The Times-Independent

The battle over noise takes a visual turn

New signs begin to dot Moab's front yards

Standing on his front porch, Pete Gross says the noise from nearby Mill Creek Drive — and specifically from off-highway vehicles (OHVs) — is driving him nuts.

At Rotary Park, Pete Gross stands by a new addition to some Moabites’ front yards.
Photo by Sophia Fisher

“Hardly an hour goes by when I don’t hear it inside this house,” he said, gesturing to his thick walls and double-paned windows.

Gross is one of the architects behind the newest addition to some Moab yards: bright turquoise signs declaring support for quiet streets, below a graphic of roosting birds.

“We want to deliver a strong message,” he said. “I mean, who can complain? ‘No, we want noisy streets?’”

Mill Creek Drive is a town thoroughfare, particularly for OHVs and other vehicles traveling to the popular Sand Flats Recreation Area. And the concomitant noise prompted Gross and a few friends to develop a show of visual support for the opposite end of the decibel spectrum — quiet.

Some had suggested “We [heart] quiet,” but Gross said he found it cliché.

Others had wanted a more aggressive signage targeting OHVs, but they eventually opted for “something that’s kind of unassailable, a strong message … that’s not targeting anybody in particular,” in Gross’s words.

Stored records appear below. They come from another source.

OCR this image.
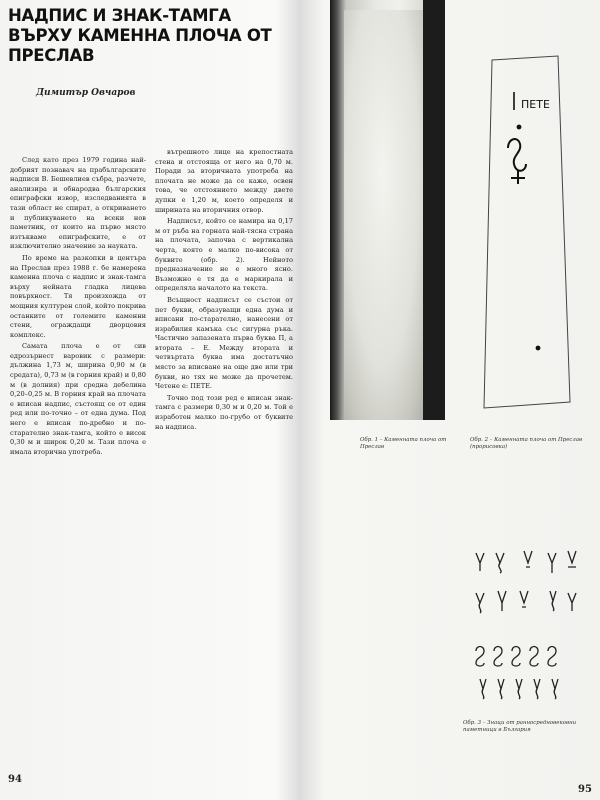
НАДПИС И ЗНАК-ТАМГА ВЪРХУ КАМЕННА ПЛОЧА ОТ ПРЕСЛАВ
Димитър Овчаров

След като през 1979 година най-добрият познавач на прабългарските надписи В. Бешевлиев събра, разчете, анализира и обнародва българския епиграфски извор, изследванията в тази област не спират, а откриването и публикуването на всеки нов паметник, от които на първо място изтъкваме епиграфските, е от изключително значение за науката.

По време на разкопки в центъра на Преслав през 1988 г. бе намерена каменна плоча с надпис и знак-тамга върху нейната гладка лицева повърхност. Тя произхожда от мощния културен слой, който покрива останките от големите каменни стени, ограждащи дворцовия комплекс.

Самата плоча е от сив едрозърнест варовик с размери: дължина 1,73 м, ширина 0,90 м (в средата), 0,73 м (в горния край) и 0,80 м (в долния) при средна дебелина 0,20–0,25 м. В горния край на плочата е вписан надпис, състоящ се от един ред или по-точно – от една дума. Под него е вписан по-дребно и по-старателно знак-тамга, който е висок 0,30 м и широк 0,20 м. Тази плоча е имала вторична употреба.

вътрешното лице на крепостната стена и отстояща от него на 0,70 м. Поради за вторичната употреба на плочата не може да се каже, освен това, че отстоянието между двете дупки е 1,20 м, което определя и ширината на вторичния отвор.

Надписът, който се намира на 0,17 м от ръба на горната най-тясна страна на плочата, започва с вертикална черта, която е малко по-висока от буквите (обр. 2). Нейното предназначение не е много ясно. Възможно е тя да е маркирала и определяла началото на текста.

Всъщност надписът се състои от пет букви, образуващи една дума и вписани по-старателно, нанесени от израбилия камъка със сигурна ръка. Частично запазената първа буква П, а втората – Е. Между втората и четвъртата буква има достатъчно място за вписване на още две или три букви, но тях не може да прочетем. Четене е: ПЕТЕ.

Точно под този ред е вписан знак-тамга с размери 0,30 м и 0,20 м. Той е изработен малко по-грубо от буквите на надписа.

94
Обр. 1 – Каменната плоча от Преслав
ПЕТЕ
Обр. 2 – Каменната плоча от Преслав (прорисовка)
Обр. 3 – Знаци от ранносредновековни паметници в България
95
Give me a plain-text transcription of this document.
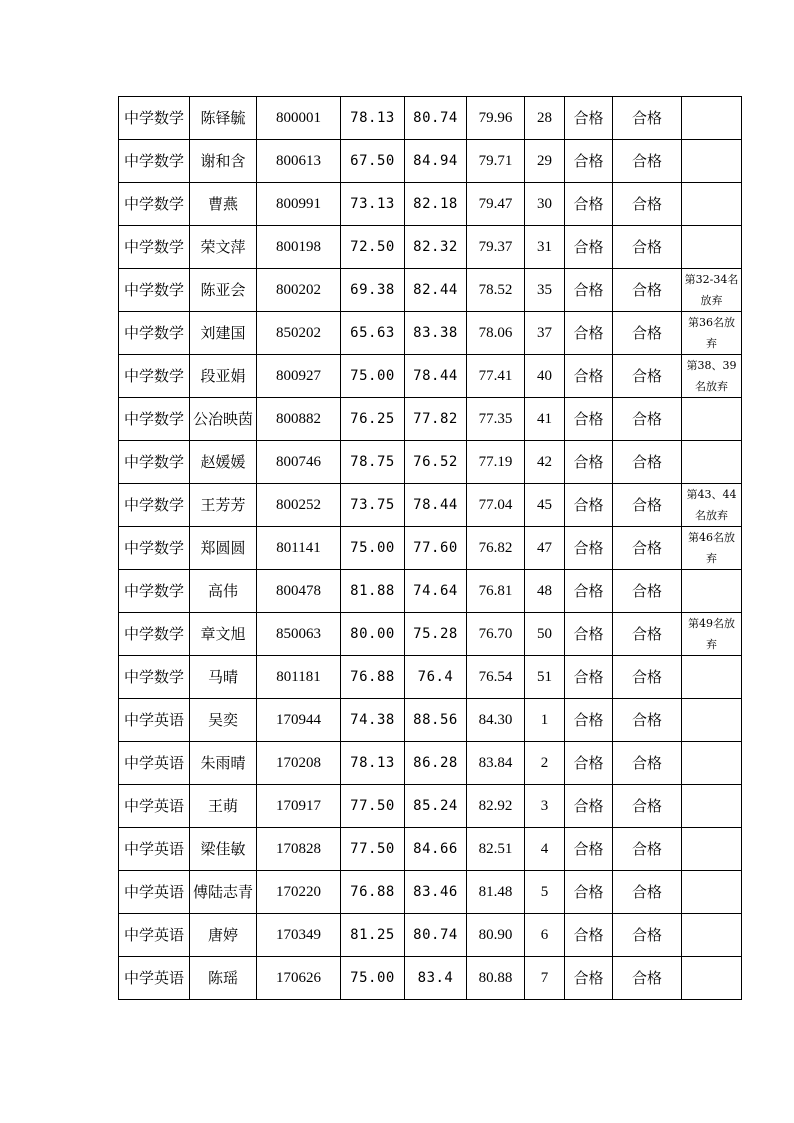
中学数学	陈铎毓	800001	78.13	80.74	79.96	28	合格	合格	
中学数学	谢和含	800613	67.50	84.94	79.71	29	合格	合格	
中学数学	曹燕	800991	73.13	82.18	79.47	30	合格	合格	
中学数学	荣文萍	800198	72.50	82.32	79.37	31	合格	合格	
中学数学	陈亚会	800202	69.38	82.44	78.52	35	合格	合格	第32-34名放弃
中学数学	刘建国	850202	65.63	83.38	78.06	37	合格	合格	第36名放弃
中学数学	段亚娟	800927	75.00	78.44	77.41	40	合格	合格	第38、39名放弃
中学数学	公冶映茵	800882	76.25	77.82	77.35	41	合格	合格	
中学数学	赵媛媛	800746	78.75	76.52	77.19	42	合格	合格	
中学数学	王芳芳	800252	73.75	78.44	77.04	45	合格	合格	第43、44名放弃
中学数学	郑圆圆	801141	75.00	77.60	76.82	47	合格	合格	第46名放弃
中学数学	高伟	800478	81.88	74.64	76.81	48	合格	合格	
中学数学	章文旭	850063	80.00	75.28	76.70	50	合格	合格	第49名放弃
中学数学	马晴	801181	76.88	76.4	76.54	51	合格	合格	
中学英语	吴奕	170944	74.38	88.56	84.30	1	合格	合格	
中学英语	朱雨晴	170208	78.13	86.28	83.84	2	合格	合格	
中学英语	王萌	170917	77.50	85.24	82.92	3	合格	合格	
中学英语	梁佳敏	170828	77.50	84.66	82.51	4	合格	合格	
中学英语	傅陆志青	170220	76.88	83.46	81.48	5	合格	合格	
中学英语	唐婷	170349	81.25	80.74	80.90	6	合格	合格	
中学英语	陈瑶	170626	75.00	83.4	80.88	7	合格	合格	
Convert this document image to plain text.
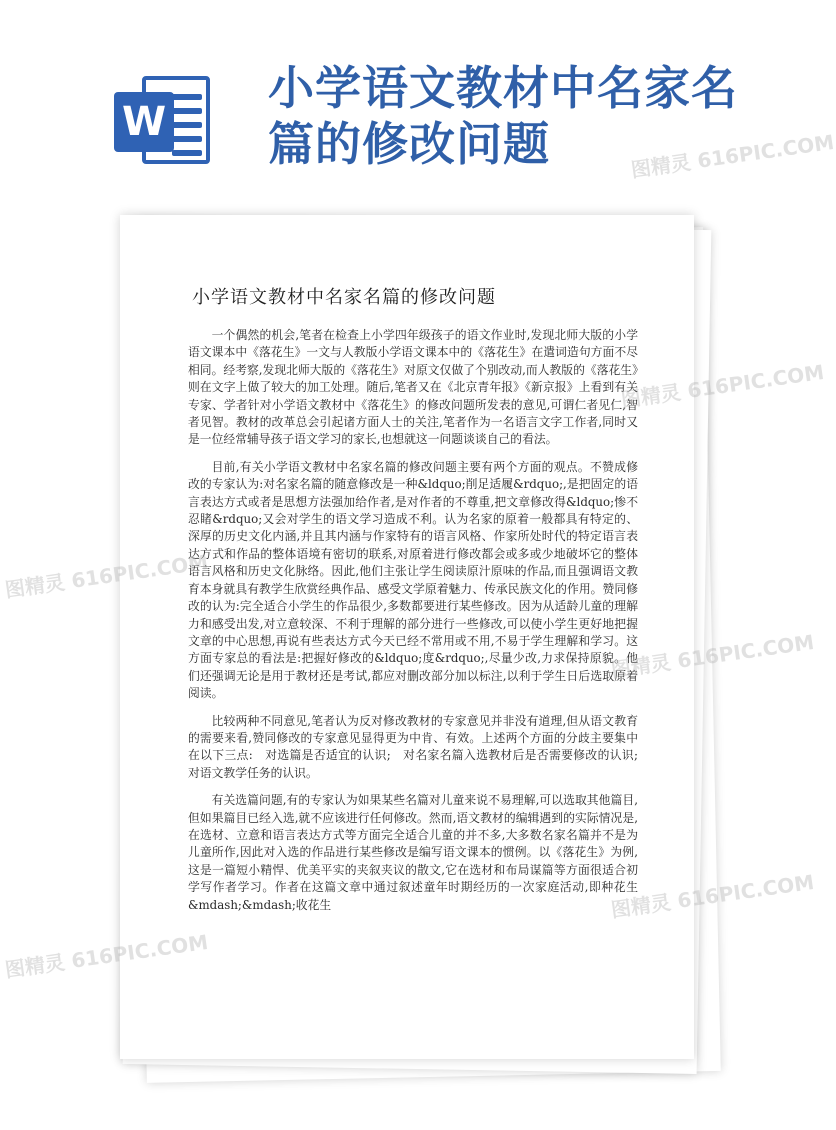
W
小学语文教材中名家名篇的修改问题
小学语文教材中名家名篇的修改问题

一个偶然的机会,笔者在检查上小学四年级孩子的语文作业时,发现北师大版的小学语文课本中《落花生》一文与人教版小学语文课本中的《落花生》在遣词造句方面不尽相同。经考察,发现北师大版的《落花生》对原文仅做了个别改动,而人教版的《落花生》则在文字上做了较大的加工处理。随后,笔者又在《北京青年报》《新京报》上看到有关专家、学者针对小学语文教材中《落花生》的修改问题所发表的意见,可谓仁者见仁,智者见智。教材的改革总会引起诸方面人士的关注,笔者作为一名语言文字工作者,同时又是一位经常辅导孩子语文学习的家长,也想就这一问题谈谈自己的看法。

目前,有关小学语文教材中名家名篇的修改问题主要有两个方面的观点。不赞成修改的专家认为:对名家名篇的随意修改是一种&ldquo;削足适履&rdquo;,是把固定的语言表达方式或者是思想方法强加给作者,是对作者的不尊重,把文章修改得&ldquo;惨不忍睹&rdquo;又会对学生的语文学习造成不利。认为名家的原着一般都具有特定的、深厚的历史文化内涵,并且其内涵与作家特有的语言风格、作家所处时代的特定语言表达方式和作品的整体语境有密切的联系,对原着进行修改都会或多或少地破坏它的整体语言风格和历史文化脉络。因此,他们主张让学生阅读原汁原味的作品,而且强调语文教育本身就具有教学生欣赏经典作品、感受文学原着魅力、传承民族文化的作用。赞同修改的认为:完全适合小学生的作品很少,多数都要进行某些修改。因为从适龄儿童的理解力和感受出发,对立意较深、不利于理解的部分进行一些修改,可以使小学生更好地把握文章的中心思想,再说有些表达方式今天已经不常用或不用,不易于学生理解和学习。这方面专家总的看法是:把握好修改的&ldquo;度&rdquo;,尽量少改,力求保持原貌。他们还强调无论是用于教材还是考试,都应对删改部分加以标注,以利于学生日后选取原着阅读。

比较两种不同意见,笔者认为反对修改教材的专家意见并非没有道理,但从语文教育的需要来看,赞同修改的专家意见显得更为中肯、有效。上述两个方面的分歧主要集中在以下三点:　对选篇是否适宜的认识;　对名家名篇入选教材后是否需要修改的认识;　对语文教学任务的认识。

有关选篇问题,有的专家认为如果某些名篇对儿童来说不易理解,可以选取其他篇目,但如果篇目已经入选,就不应该进行任何修改。然而,语文教材的编辑遇到的实际情况是,在选材、立意和语言表达方式等方面完全适合儿童的并不多,大多数名家名篇并不是为儿童所作,因此对入选的作品进行某些修改是编写语文课本的惯例。以《落花生》为例,这是一篇短小精悍、优美平实的夹叙夹议的散文,它在选材和布局谋篇等方面很适合初学写作者学习。作者在这篇文章中通过叙述童年时期经历的一次家庭活动,即种花生&mdash;&mdash;收花生

图精灵 616PIC.COM
图精灵 616PIC.COM
图精灵 616PIC.COM
图精灵 616PIC.COM
图精灵 616PIC.COM
图精灵 616PIC.COM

“We thought, ‘Let’s start with this,’” Gross said. “How could you be against quiet streets?”

There’s a political angle to the signs, too, as local and state governments and private companies spar over who gets to regulate noise and OHVs.

The state Legislature recently barred counties from regulating OHVs through business licensing — a tactic Grand County had adopted last year — though kept in place Moab City’s updated noise ordinance.

Nearly simultaneously, over a dozen local OHV businesses filed pre-litigation paperwork against the city and county for alleged damages caused by those same regulations.

“We would like to show local powers that be that we’ve got your back,” said Gross, who gave away nearly all of the first 100 signs in a little over a week.

He said he’ll keep ordering them as long as he can afford to, or as long as he receives donations to cover the cost.

“To be really effective … the more we can get out there, the better,” Gross said.